I have a few conceptual issues following a standard thought experiment to argue why light bends in a gravitational field and I'm hoping I can clear them up here.
Consider an observer in a lift in free-fall in a uniform gravitational field and an observer at rest in the uniform gravitational field. Suppose that a laser is fired from a fixed height on the inside of the lift from one side to the other. According to the equivalence principle, inside the lift the laws of special relativity apply and the observer in the lift will observe the laser beam to travel from one side of the lift to the other in a straight line (at a fixed height). However, the stationary observer outside the lift will observe the lift to accelerate downwards at some constant acceleration $g$....
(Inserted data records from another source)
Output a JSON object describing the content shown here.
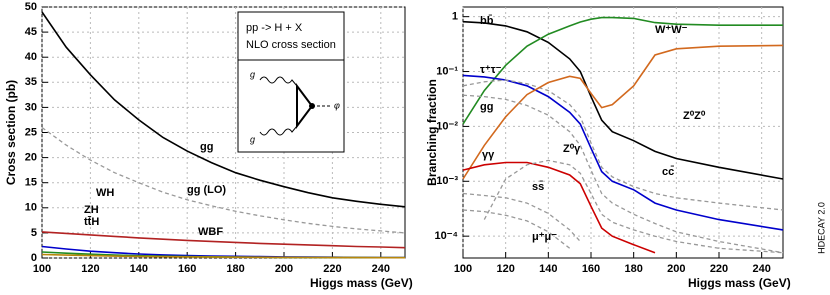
{
  "chart_data": [
    {
      "type": "line",
      "x_label": "Higgs mass   (GeV)",
      "y_label": "Cross section   (pb)",
      "x": [
        100,
        110,
        120,
        130,
        140,
        150,
        160,
        170,
        180,
        190,
        200,
        210,
        220,
        230,
        240,
        250
      ],
      "xlim": [
        100,
        250
      ],
      "xticks": [
        100,
        120,
        140,
        160,
        180,
        200,
        220,
        240
      ],
      "ylim": [
        0,
        50
      ],
      "yticks": [
        0,
        5,
        10,
        15,
        20,
        25,
        30,
        35,
        40,
        45,
        50
      ],
      "grid": true,
      "log_y": false,
      "annotations": [
        "pp -> H + X",
        "NLO cross section",
        "g",
        "g",
        "φ"
      ],
      "series": [
        {
          "name": "gg",
          "color": "#000000",
          "dashed": false,
          "values": [
            49,
            42,
            36.5,
            31.5,
            27.5,
            24,
            21.3,
            19,
            17,
            15.5,
            14.2,
            13,
            12,
            11.3,
            10.7,
            10.2
          ]
        },
        {
          "name": "gg (LO)",
          "color": "#999999",
          "dashed": true,
          "values": [
            26,
            22.5,
            19.5,
            17,
            15,
            13.1,
            11.6,
            10.4,
            9.3,
            8.4,
            7.6,
            6.9,
            6.3,
            5.8,
            5.4,
            5
          ]
        },
        {
          "name": "WBF",
          "color": "#b22222",
          "dashed": false,
          "values": [
            5.2,
            4.9,
            4.6,
            4.3,
            4.0,
            3.75,
            3.5,
            3.3,
            3.1,
            2.9,
            2.75,
            2.6,
            2.45,
            2.3,
            2.2,
            2.05
          ]
        },
        {
          "name": "WH",
          "color": "#0000cc",
          "dashed": false,
          "values": [
            2.3,
            1.8,
            1.35,
            1.05,
            0.8,
            0.62,
            0.5,
            0.4,
            0.33,
            0.27,
            0.22,
            0.18,
            0.15,
            0.12,
            0.1,
            0.08
          ]
        },
        {
          "name": "ZH",
          "color": "#228b22",
          "dashed": false,
          "values": [
            1.2,
            0.95,
            0.75,
            0.58,
            0.45,
            0.36,
            0.29,
            0.23,
            0.19,
            0.15,
            0.12,
            0.1,
            0.085,
            0.07,
            0.06,
            0.05
          ]
        },
        {
          "name": "tt̄H",
          "color": "#b8860b",
          "dashed": false,
          "values": [
            0.7,
            0.57,
            0.47,
            0.38,
            0.31,
            0.26,
            0.22,
            0.18,
            0.15,
            0.13,
            0.11,
            0.09,
            0.08,
            0.07,
            0.06,
            0.05
          ]
        }
      ]
    },
    {
      "type": "line",
      "x_label": "Higgs mass   (GeV)",
      "y_label": "Branching fraction",
      "x": [
        100,
        110,
        120,
        130,
        140,
        150,
        155,
        160,
        165,
        170,
        180,
        190,
        200,
        220,
        250
      ],
      "xlim": [
        100,
        250
      ],
      "xticks": [
        100,
        120,
        140,
        160,
        180,
        200,
        220,
        240
      ],
      "ylim": [
        4e-05,
        1.5
      ],
      "yticks": [
        {
          "value": 0.0001,
          "label": "10⁻⁴"
        },
        {
          "value": 0.001,
          "label": "10⁻³"
        },
        {
          "value": 0.01,
          "label": "10⁻²"
        },
        {
          "value": 0.1,
          "label": "10⁻¹"
        },
        1
      ],
      "grid": true,
      "log_y": true,
      "annotations": [
        "HDECAY 2.0"
      ],
      "series": [
        {
          "name": "bb̄",
          "color": "#000000",
          "dashed": false,
          "values": [
            0.81,
            0.77,
            0.68,
            0.53,
            0.34,
            0.17,
            0.1,
            0.035,
            0.013,
            0.008,
            0.0055,
            0.0035,
            0.0026,
            0.0018,
            0.0011
          ]
        },
        {
          "name": "W⁺W⁻",
          "color": "#228b22",
          "dashed": false,
          "values": [
            0.011,
            0.045,
            0.13,
            0.29,
            0.48,
            0.68,
            0.8,
            0.9,
            0.96,
            0.96,
            0.93,
            0.78,
            0.73,
            0.7,
            0.7
          ]
        },
        {
          "name": "τ⁺τ⁻",
          "color": "#0000cc",
          "dashed": false,
          "values": [
            0.085,
            0.08,
            0.07,
            0.055,
            0.035,
            0.018,
            0.011,
            0.004,
            0.0015,
            0.001,
            0.0007,
            0.0004,
            0.0003,
            0.0002,
            0.00013
          ]
        },
        {
          "name": "gg",
          "color": "#999999",
          "dashed": true,
          "values": [
            0.055,
            0.065,
            0.07,
            0.06,
            0.045,
            0.025,
            0.015,
            0.005,
            0.0018,
            0.0012,
            0.0008,
            0.0006,
            0.0005,
            0.0004,
            0.0003
          ]
        },
        {
          "name": "Z⁰Z⁰",
          "color": "#d2691e",
          "dashed": false,
          "values": [
            0.0011,
            0.0045,
            0.015,
            0.038,
            0.063,
            0.082,
            0.075,
            0.04,
            0.022,
            0.025,
            0.055,
            0.2,
            0.26,
            0.29,
            0.3
          ]
        },
        {
          "name": "γγ",
          "color": "#cc0000",
          "dashed": false,
          "values": [
            0.0016,
            0.002,
            0.0022,
            0.0022,
            0.0018,
            0.0013,
            0.0009,
            0.00035,
            0.00014,
            0.0001,
            7e-05,
            5e-05,
            null,
            null,
            null
          ]
        },
        {
          "name": "Z⁰γ",
          "color": "#999999",
          "dashed": true,
          "values": [
            null,
            0.0002,
            0.0011,
            0.002,
            0.0024,
            0.002,
            0.0014,
            0.0006,
            0.00025,
            0.00018,
            0.00013,
            0.0001,
            8e-05,
            6e-05,
            5e-05
          ]
        },
        {
          "name": "cc̄",
          "color": "#999999",
          "dashed": true,
          "values": [
            0.037,
            0.035,
            0.031,
            0.024,
            0.016,
            0.008,
            0.0045,
            0.0016,
            0.0006,
            0.0004,
            0.00025,
            0.00017,
            0.00012,
            8e-05,
            5e-05
          ]
        },
        {
          "name": "ss̄",
          "color": "#999999",
          "dashed": true,
          "values": [
            0.0006,
            0.00055,
            0.0005,
            0.0004,
            0.00026,
            0.00013,
            8e-05,
            null,
            null,
            null,
            null,
            null,
            null,
            null,
            null
          ]
        },
        {
          "name": "μ⁺μ⁻",
          "color": "#999999",
          "dashed": true,
          "values": [
            0.0003,
            0.00028,
            0.00024,
            0.00019,
            0.00012,
            6e-05,
            null,
            null,
            null,
            null,
            null,
            null,
            null,
            null,
            null
          ]
        }
      ]
    }
  ]
}
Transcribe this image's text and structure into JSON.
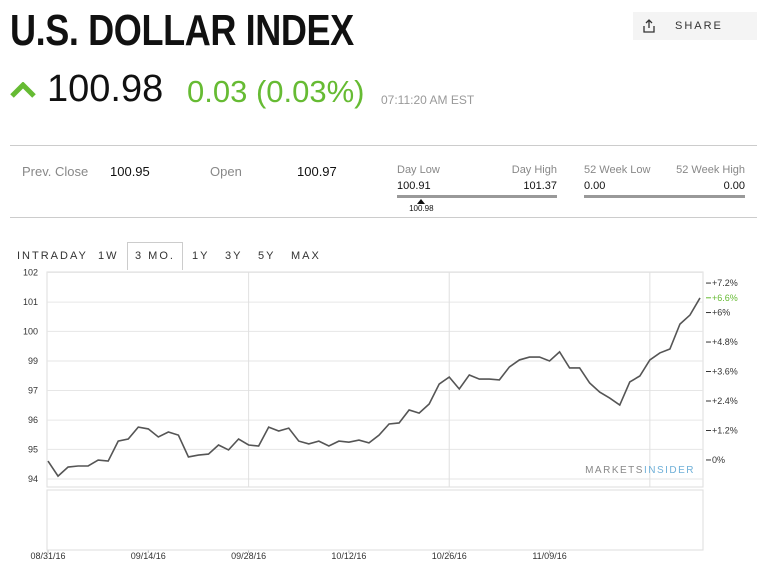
{
  "header": {
    "title": "U.S. DOLLAR INDEX",
    "share": "SHARE",
    "price": "100.98",
    "change": "0.03 (0.03%)",
    "time": "07:11:20 AM EST"
  },
  "stats": {
    "prev_close_label": "Prev. Close",
    "prev_close": "100.95",
    "open_label": "Open",
    "open": "100.97",
    "day_low_label": "Day Low",
    "day_high_label": "Day High",
    "day_low": 100.91,
    "day_high": 101.37,
    "day_current": 100.98,
    "week52_low_label": "52 Week Low",
    "week52_high_label": "52 Week High",
    "week52_low": "0.00",
    "week52_high": "0.00"
  },
  "tabs": [
    "INTRADAY",
    "1W",
    "3 MO.",
    "1Y",
    "3Y",
    "5Y",
    "MAX"
  ],
  "active_tab": "3 MO.",
  "watermark": {
    "left": "MARKETS",
    "right": "INSIDER"
  },
  "chart_data": {
    "type": "line",
    "categories": [
      "08/31/16",
      null,
      null,
      null,
      null,
      null,
      null,
      null,
      null,
      null,
      "09/14/16",
      null,
      null,
      null,
      null,
      null,
      null,
      null,
      null,
      null,
      "09/28/16",
      null,
      null,
      null,
      null,
      null,
      null,
      null,
      null,
      null,
      "10/12/16",
      null,
      null,
      null,
      null,
      null,
      null,
      null,
      null,
      null,
      "10/26/16",
      null,
      null,
      null,
      null,
      null,
      null,
      null,
      null,
      null,
      "11/09/16",
      null,
      null,
      null,
      null,
      null,
      null,
      null,
      null,
      null,
      null,
      null,
      null,
      null,
      null,
      null
    ],
    "series": [
      {
        "name": "U.S. Dollar Index",
        "color": "#555555",
        "values": [
          94.69,
          94.11,
          94.46,
          94.5,
          94.5,
          94.73,
          94.69,
          95.46,
          95.54,
          96.0,
          95.93,
          95.62,
          95.81,
          95.69,
          94.85,
          94.92,
          94.96,
          95.31,
          95.12,
          95.54,
          95.31,
          95.27,
          96.0,
          95.85,
          95.96,
          95.46,
          95.35,
          95.46,
          95.27,
          95.46,
          95.42,
          95.5,
          95.39,
          95.69,
          96.12,
          96.16,
          96.66,
          96.54,
          96.89,
          97.66,
          97.93,
          97.47,
          98.01,
          97.85,
          97.85,
          97.82,
          98.32,
          98.59,
          98.7,
          98.7,
          98.55,
          98.9,
          98.28,
          98.28,
          97.7,
          97.35,
          97.12,
          96.85,
          97.74,
          97.97,
          98.59,
          98.86,
          99.01,
          99.97,
          100.32,
          100.98
        ]
      }
    ],
    "ylim": [
      93.69,
      101.98
    ],
    "yticks": [
      {
        "value": 94.0,
        "label": "94"
      },
      {
        "value": 95.14,
        "label": "95"
      },
      {
        "value": 96.27,
        "label": "96"
      },
      {
        "value": 97.41,
        "label": "97"
      },
      {
        "value": 98.55,
        "label": "99"
      },
      {
        "value": 99.69,
        "label": "100"
      },
      {
        "value": 100.82,
        "label": "101"
      },
      {
        "value": 101.96,
        "label": "102"
      }
    ],
    "y2lim": [
      -1.1,
      7.65
    ],
    "y2ticks": [
      {
        "value": 0,
        "label": "0%"
      },
      {
        "value": 1.2,
        "label": "+1.2%"
      },
      {
        "value": 2.4,
        "label": "+2.4%"
      },
      {
        "value": 3.6,
        "label": "+3.6%"
      },
      {
        "value": 4.8,
        "label": "+4.8%"
      },
      {
        "value": 6,
        "label": "+6%"
      },
      {
        "value": 7.2,
        "label": "+7.2%"
      }
    ],
    "current_label": {
      "value": 6.6,
      "label": "+6.6%",
      "color": "#66bb33"
    },
    "grid": true
  }
}
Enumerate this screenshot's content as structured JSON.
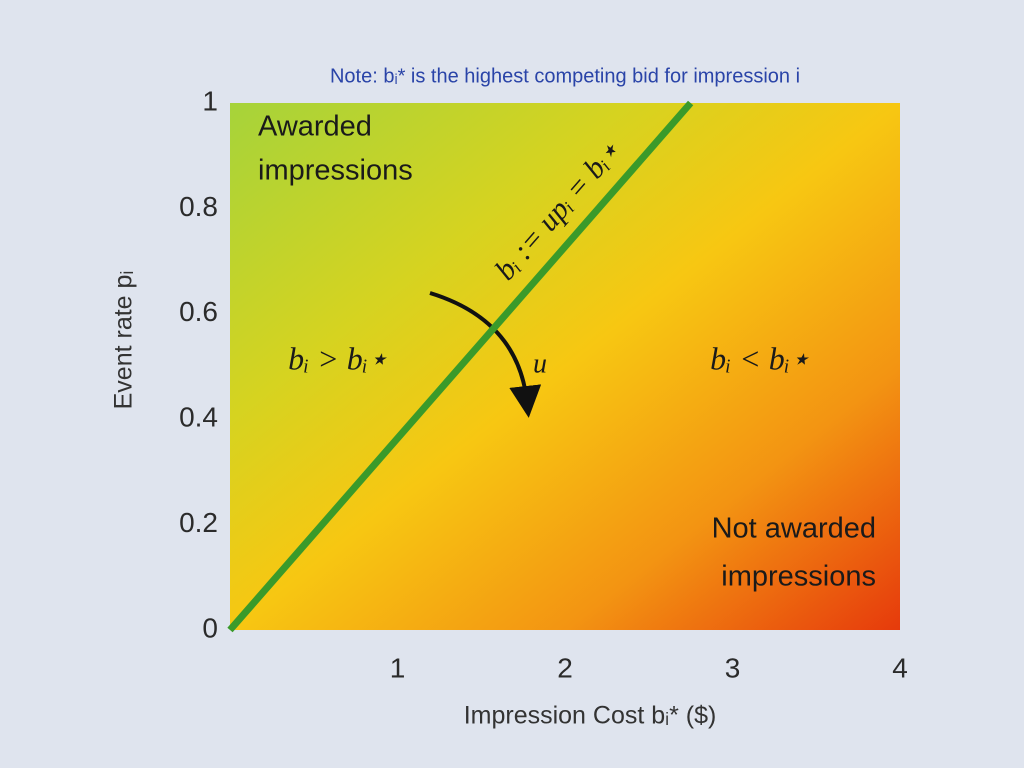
{
  "chart_data": {
    "type": "line",
    "note": "Note: bᵢ* is the highest competing bid for impression i",
    "xlabel": "Impression Cost bᵢ* ($)",
    "ylabel": "Event rate pᵢ",
    "x": [
      0,
      2.75
    ],
    "values": [
      0,
      1
    ],
    "color": "#3a9a2a",
    "xlim": [
      0,
      4
    ],
    "ylim": [
      0,
      1
    ],
    "xticks": [
      1,
      2,
      3,
      4
    ],
    "yticks": [
      0,
      0.2,
      0.4,
      0.6,
      0.8,
      1
    ],
    "grid": false,
    "annotations": [
      "Awarded",
      "impressions",
      "Not awarded",
      "impressions",
      "bᵢ > bᵢ⋆",
      "bᵢ < bᵢ⋆",
      "bᵢ := upᵢ = bᵢ⋆",
      "u"
    ]
  }
}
Now, I understand it up to this point, but doesn't one have to invoke the principle of (general) relativity, i.e. that all observers are equivalent, in order to complete the argument? To me this seems to make sense, and (personally) I would complete the argument as follows:
... Now, if the stationary observer (outside of the lift) were to observe the laser beam to propagate in a straight line then it would arrive at the other side of the lift at a different height to that observed by the observer inside the lift. This, however, would distinguish between reference frames, violating the principle of (general) relativity. In order for the principle of (general) relativity to hold we must therefore conclude that the (external) stationary observer observes the light to arrive at the other side of the lift at the same height as that recorded by the observer inside of the lift. As the lift is accelerating downwards at $g$ relative to the (external) stationary observer, this implies that the laser beam must follow a curved path. Thus light "bends" in the presence of a uniform gravitational field.
Would this argument be correct at all? (I feel I may be over thinking the issue!).